The government also announced that it would reduce its market borrowing programme for the remaining six months of the fiscal from Rs 60,000 crore to Rs 25,000 crore as improved small savings collections, which are expected to cross Rs 60,000 crore this fiscal, could help fund borrowing needs.
The decision to pare market borrowings comes soon after an International Monetary Fund (IMF) report had warned: “India's large fiscal deficits and public debt are exacting an economic cost in terms of foregone growth.”

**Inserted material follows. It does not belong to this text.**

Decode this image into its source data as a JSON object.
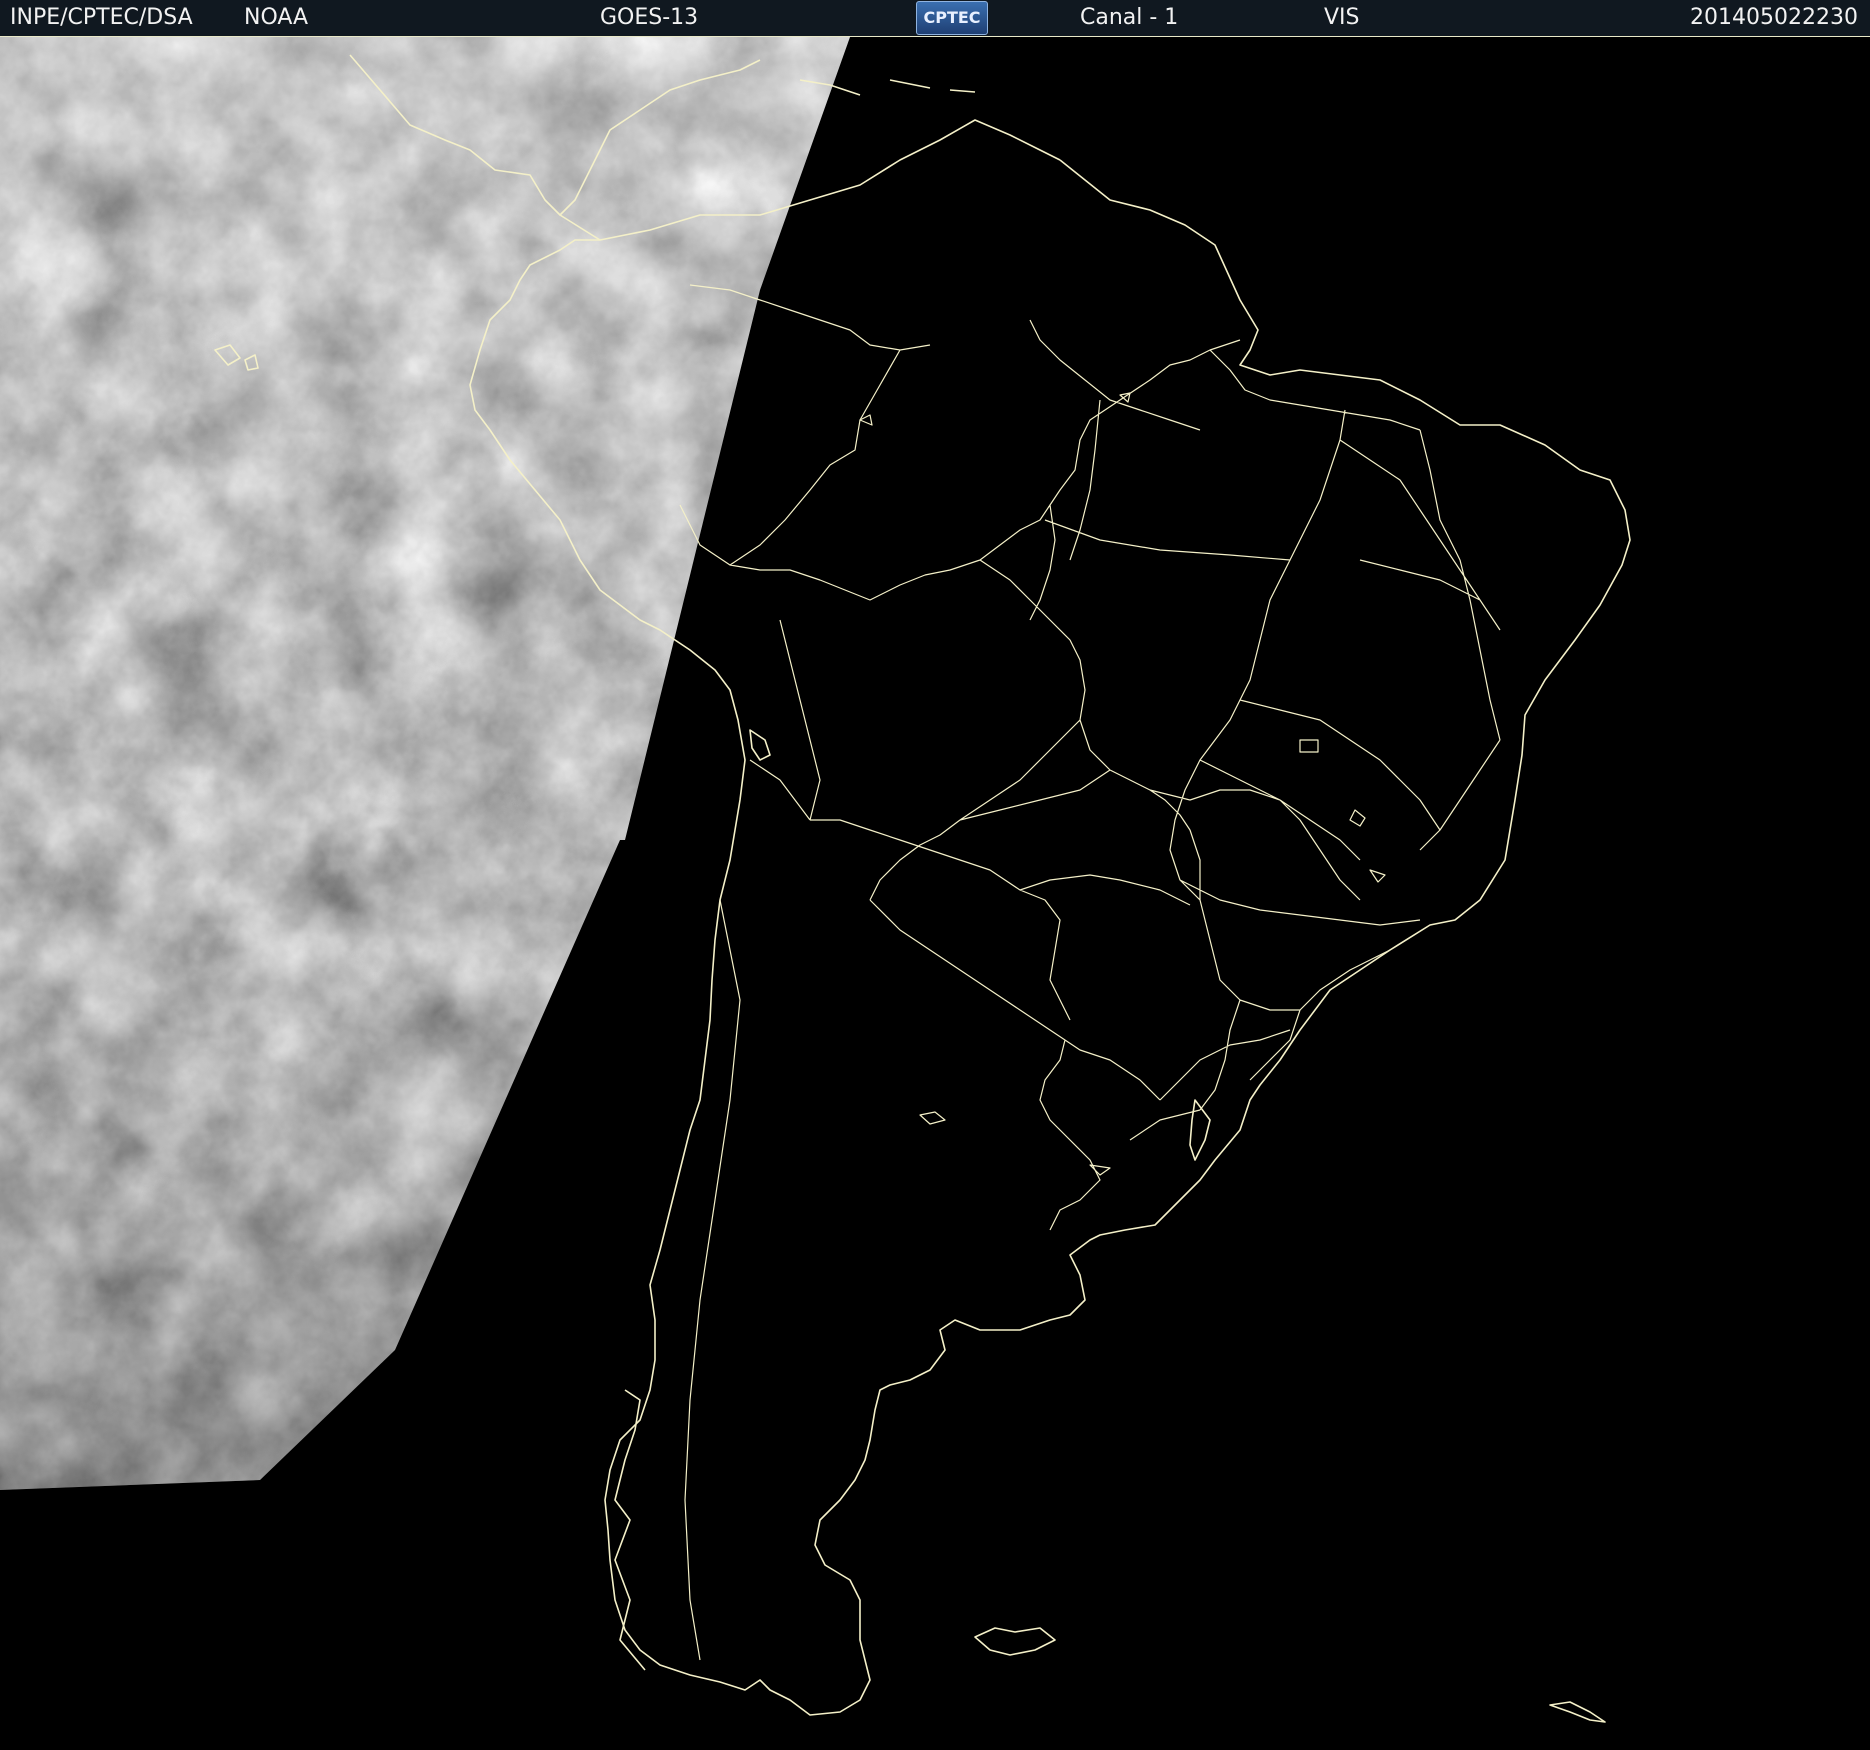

The government's chief economic adviser Ashok Lahiri said, “The Reserve Bank of India (RBI) had forecast a growth rate of over 6 per cent. With good monsoon crops and predictions of a bumper crop in winter, I will not be surprised if this is pushed to over 7 per cent.”
This is way ahead of a more conservative 5.5 per cent predicted by the IMF and 5.7 per cent predicted by the government's statisticians.
The IMF’s prediction was backed by good monsoons. It added that the growth could have been better if the fiscal deficit had not been ballooning so much.
Lahiri said the spin-off benefits of two bumper crops in succession would be huge increases in consumer spend, higher savings and investments which could see boom-time for industry and the services sectors.
Better times for farmers and industry meant higher tax revenues for the government, he said. This in turn meant that the government could keep its promise of limiting its budget deficit to 5.7 per cent.
Direct tax collection stood at Rs 33,440 crore in the first six months of this fiscal compared with Rs 29,750 crore in the same period last fiscal.